William Pritchard

Fellow in Clinical AI, Cohort 2

Fellowship Bio

Emergency Medicine Registrar and Clinical Research Fellow. MPhil in Bioscience Enterprise and NHS Clinical Entrepreneur.

Fellowship Project

Using an Auto-Machine Learning Framework for Clinical Prediction
Cambridge University Hospitals NHS Foundation Trust

Goals: The goal of this project was to demonstrate the use of Autoprognosis 2.0, an automated machine learning (ML) toolkit, in the hand of clinicians. This tool was developed by ML researchers and engineers in the Cambridge Centre for Artificial Intelligence. Autoprognosis aims to streamline the building and optimisation of complex ML models, empowering those with more domain knowledge but less ML expertise to address relevant clinical questions.
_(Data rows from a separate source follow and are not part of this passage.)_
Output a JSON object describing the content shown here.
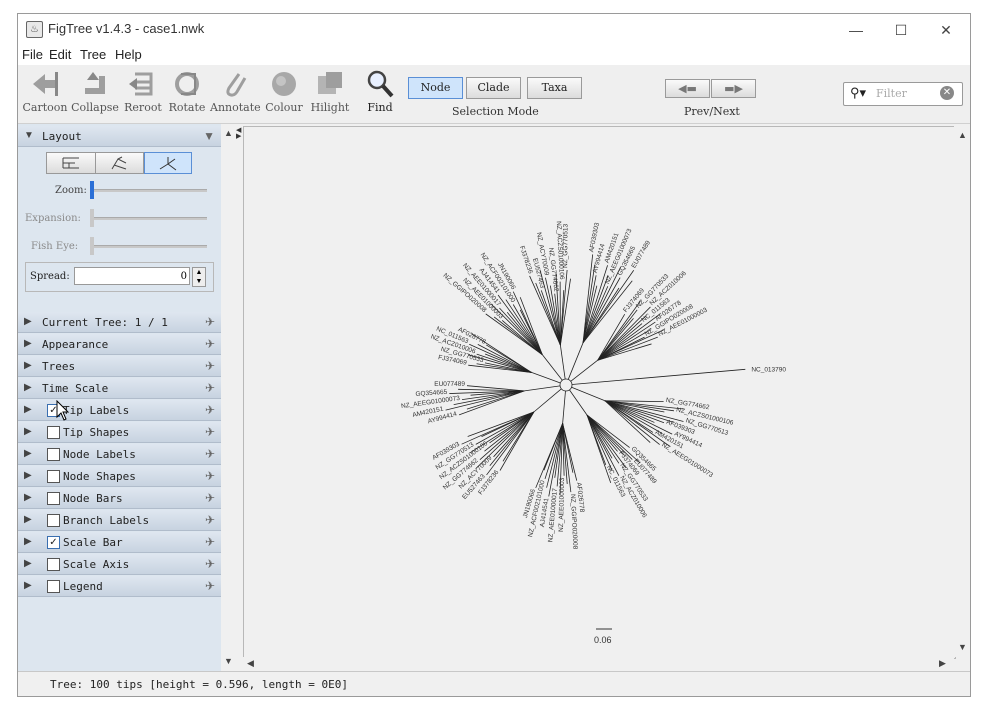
{
  "window": {
    "title": "FigTree v1.4.3 - case1.nwk"
  },
  "menu": [
    "File",
    "Edit",
    "Tree",
    "Help"
  ],
  "toolbar": {
    "tools": [
      "Cartoon",
      "Collapse",
      "Reroot",
      "Rotate",
      "Annotate",
      "Colour",
      "Hilight",
      "Find"
    ],
    "selection_modes": [
      "Node",
      "Clade",
      "Taxa"
    ],
    "selected_mode": "Node",
    "selection_caption": "Selection Mode",
    "prevnext_caption": "Prev/Next",
    "filter_placeholder": "Filter"
  },
  "sidebar": {
    "layout_title": "Layout",
    "zoom_label": "Zoom:",
    "expansion_label": "Expansion:",
    "fisheye_label": "Fish Eye:",
    "spread_label": "Spread:",
    "spread_value": "0",
    "zoom_fraction": 0.0,
    "sections": [
      {
        "name": "Current Tree: 1 / 1",
        "checkbox": null
      },
      {
        "name": "Appearance",
        "checkbox": null
      },
      {
        "name": "Trees",
        "checkbox": null
      },
      {
        "name": "Time Scale",
        "checkbox": null
      },
      {
        "name": "Tip Labels",
        "checkbox": true
      },
      {
        "name": "Tip Shapes",
        "checkbox": false
      },
      {
        "name": "Node Labels",
        "checkbox": false
      },
      {
        "name": "Node Shapes",
        "checkbox": false
      },
      {
        "name": "Node Bars",
        "checkbox": false
      },
      {
        "name": "Branch Labels",
        "checkbox": false
      },
      {
        "name": "Scale Bar",
        "checkbox": true
      },
      {
        "name": "Scale Axis",
        "checkbox": false
      },
      {
        "name": "Legend",
        "checkbox": false
      }
    ]
  },
  "tree": {
    "scale_label": "0.06",
    "labels": [
      "NC_013790",
      "NZ_GG774662",
      "NZ_ACZS01000106",
      "NZ_GG770513",
      "AF039303",
      "AY994414",
      "AM420151",
      "NZ_AEEG01000073",
      "GQ354665",
      "EU077489",
      "FJ374069",
      "NZ_GG770533",
      "NZ_ACZ010006",
      "NC_011563",
      "AF026778",
      "NZ_GGIPO020008",
      "NZ_AEE01000003",
      "NZ_AEE01000017",
      "AJ414541",
      "NZ_ACF002101000",
      "JN190066",
      "FJ378236",
      "EU527463",
      "NZ_ACY70009"
    ]
  },
  "status": "Tree: 100 tips [height = 0.596, length = 0E0]"
}
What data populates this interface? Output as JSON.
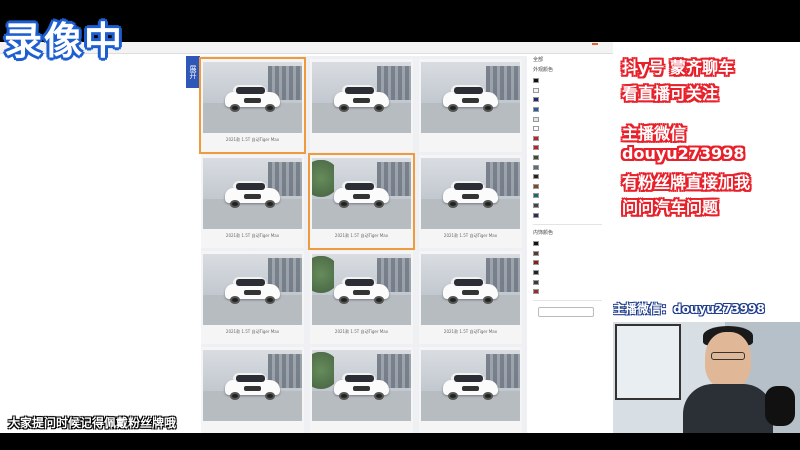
{
  "recording_label": "录像中",
  "expand_tab_label": "展开",
  "top_tag": "",
  "site_nav": [],
  "gallery": {
    "tiles": [
      {
        "caption": "2021款 1.5T 自动Tiger Max",
        "selected": true
      },
      {
        "caption": "",
        "selected": false
      },
      {
        "caption": "",
        "selected": false
      },
      {
        "caption": "2021款 1.5T 自动Tiger Max",
        "selected": false
      },
      {
        "caption": "2021款 1.5T 自动Tiger Max",
        "selected": true
      },
      {
        "caption": "2021款 1.5T 自动Tiger Max",
        "selected": false
      },
      {
        "caption": "2021款 1.5T 自动Tiger Max",
        "selected": false
      },
      {
        "caption": "2021款 1.5T 自动Tiger Max",
        "selected": false
      },
      {
        "caption": "2021款 1.5T 自动Tiger Max",
        "selected": false
      },
      {
        "caption": "",
        "selected": false
      },
      {
        "caption": "",
        "selected": false
      },
      {
        "caption": "",
        "selected": false
      }
    ]
  },
  "filters": {
    "all_label": "全部",
    "exterior_heading": "外观颜色",
    "exterior_colors": [
      {
        "label": "",
        "color": "#111111"
      },
      {
        "label": "",
        "color": "#f5f5f5"
      },
      {
        "label": "",
        "color": "#1f2d6b"
      },
      {
        "label": "",
        "color": "#2c5aa0"
      },
      {
        "label": "",
        "color": "#e6e6e6"
      },
      {
        "label": "",
        "color": "#ffffff"
      },
      {
        "label": "",
        "color": "#b3262e"
      },
      {
        "label": "",
        "color": "#c11f2a"
      },
      {
        "label": "",
        "color": "#3d4e2f"
      },
      {
        "label": "",
        "color": "#5f6a7a"
      },
      {
        "label": "",
        "color": "#222222"
      },
      {
        "label": "",
        "color": "#7a4a2a"
      },
      {
        "label": "",
        "color": "#1b6a72"
      },
      {
        "label": "",
        "color": "#444444"
      },
      {
        "label": "",
        "color": "#2a2a5c"
      }
    ],
    "interior_heading": "内饰颜色",
    "interior_colors": [
      {
        "label": "",
        "color": "#111111"
      },
      {
        "label": "",
        "color": "#5a3a2a"
      },
      {
        "label": "",
        "color": "#8a1c1c"
      },
      {
        "label": "",
        "color": "#222222"
      },
      {
        "label": "",
        "color": "#3a3a3a"
      },
      {
        "label": "",
        "color": "#9b2c2c"
      }
    ],
    "other_heading": "",
    "other_items": [],
    "button_label": ""
  },
  "caption_overlay": "大家提问时候记得佩戴粉丝牌哦",
  "promo": {
    "line1": "抖y号  蒙齐聊车",
    "line2": "看直播可关注",
    "line3": "主播微信",
    "line4": "douyu273998",
    "line5": "有粉丝牌直接加我",
    "line6": "问问汽车问题"
  },
  "webcam": {
    "monitor_overlay": "主播微信：douyu273998"
  }
}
Project role: Autoprognosis is an aid rather than a total replacement of user skills. My role was therefore to upskill in data science to prepare datasets and use the tools effectively, whilst in parallel exploring opportunities for effective clinical applications. Outcomes and future work: I have therefore devised operational and clinical applications. Our team clarified and tested the local procedure for data access and processing, an infrastructure hurdle that is under ongoing development. The use of Autoprognosis has enabled me to build more power predictive models, and much faster, than I otherwise would have been able to. There is further work to do in retrospective modelling within my clinical application. In parallel work, I am prospectively evaluating a new diagnostic test. I plan to subsequently combine the two- bringing a data driven approach to new lab methods to improve care for critically ill patients.

Fellowship Testimonial

This Fellowship in Clinical Artificial Intelligence has been a unique opportunity to interact with current and future leaders in this field. There has been focussed teaching on highly relevant tangible skills such as clinical safety assessment and regulatory considerations. Interacting with a diverse group of stakeholders (clinicians, academics, industry, regulators) has been invaluable and not something that is typically available in clinical work, especially at earlier career stages. There is a particular value to being able to do this work within the Fellowship structure, in parallel with clinical work and recognising the learnings as beneficial rather than an alternative to future NHS work. This is a huge credit to the central programme team; their knowledge, network and professionalism are exceptional- all the more incredible considering we were only the second cohort. Looking forwards, my immediate focus is clinical academic work, some of which has been directly enabled by what I’ve learned in this fellowship.